ハーバーランドを抜けて、ひたすら海沿いを走った。
無我夢中でペダルを漕いだ。
俺だけが知ってる特等席があるんだ。
夏が来るたびに蘇る、思い出の場所が。
遊歩道の砂利道を走り、線路沿いのフェンスを伝っていく。
高松線の中央市場を過ぎて、遠ざかっていくポートタワーの明かり。
おかんのバイクに乗って、よくここら辺を走ってた。
4車線の広い道を突っ走って、物流センターのある埠頭まで。
ポートアイランドの明かりが、遠くに見えてた。
貨物船も、街の明かりが反射する神戸湾も、すごく綺麗だった。
街中の喧騒が少しずつ遠ざかる住宅地の道なりを進んで、ヴィッセル神戸の旗のついた街灯が、和田岬駅の近くまで続いていく。
ノエビアスタジアム。
工業地帯。
埠頭の上に立つ、背の高いクレーン。
この場所、神戸の夜景が一望できる海沿いのこの道を、自転車で走ることは今までなかった。

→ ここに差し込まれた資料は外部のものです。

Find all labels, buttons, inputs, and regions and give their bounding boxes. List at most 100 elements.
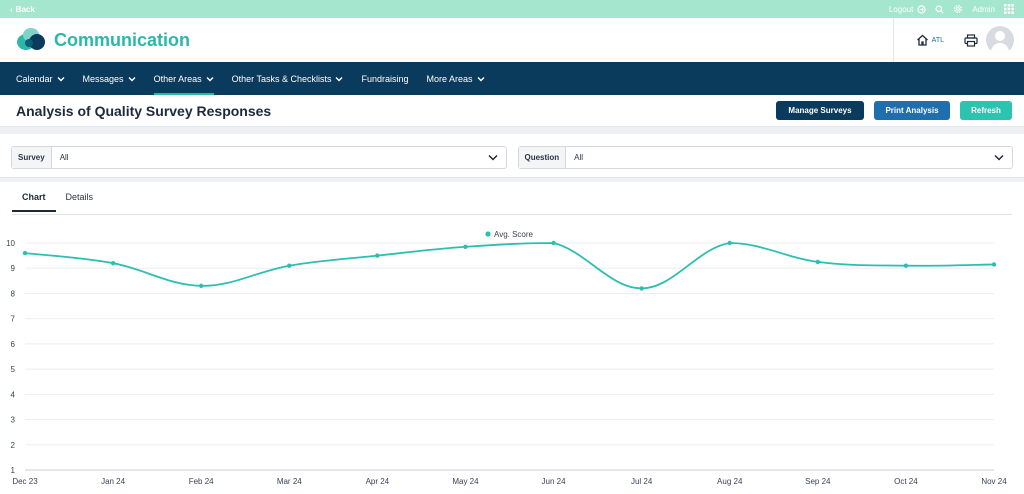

おかんと来た時は、毎回橋の近くのファミマに寄ってた。
いつも星が綺麗なんだ。
不思議と。
ヘルメットを脱いで、広い駐車場のブロックに座る。
バニラ味のアイスを頬張りながら、ふと空を見上げたら、たくさんの星が…
まじで綺麗だった。
まるで、街の明かりを全部、空に移したかのように。
海の見えるこの街で育った俺は、波の音をいつも隣に感じてた。
おかんに連れられ、いろんなところを走り回った。
ヘルメット越しに響く350ccの排気音が、どこか心地良くて。
西宮を過ぎた先の大阪湾と、古びた鐵工所のトタン屋根。
広い海と空を見るのが好きで、よくバイクを止めてもらってたっけ。
それなのにだんだん外に出るのが怖くなって、誰にも会いたくなくなって。
須磨駅の向こうにある海岸線の通りに自転車を停めた。
松の木の並ぶ石垣と、今はもう誰も使ってない電話ボックス。
この場所は、何も変わってない。
初めて野球ボールを持った、あの時と。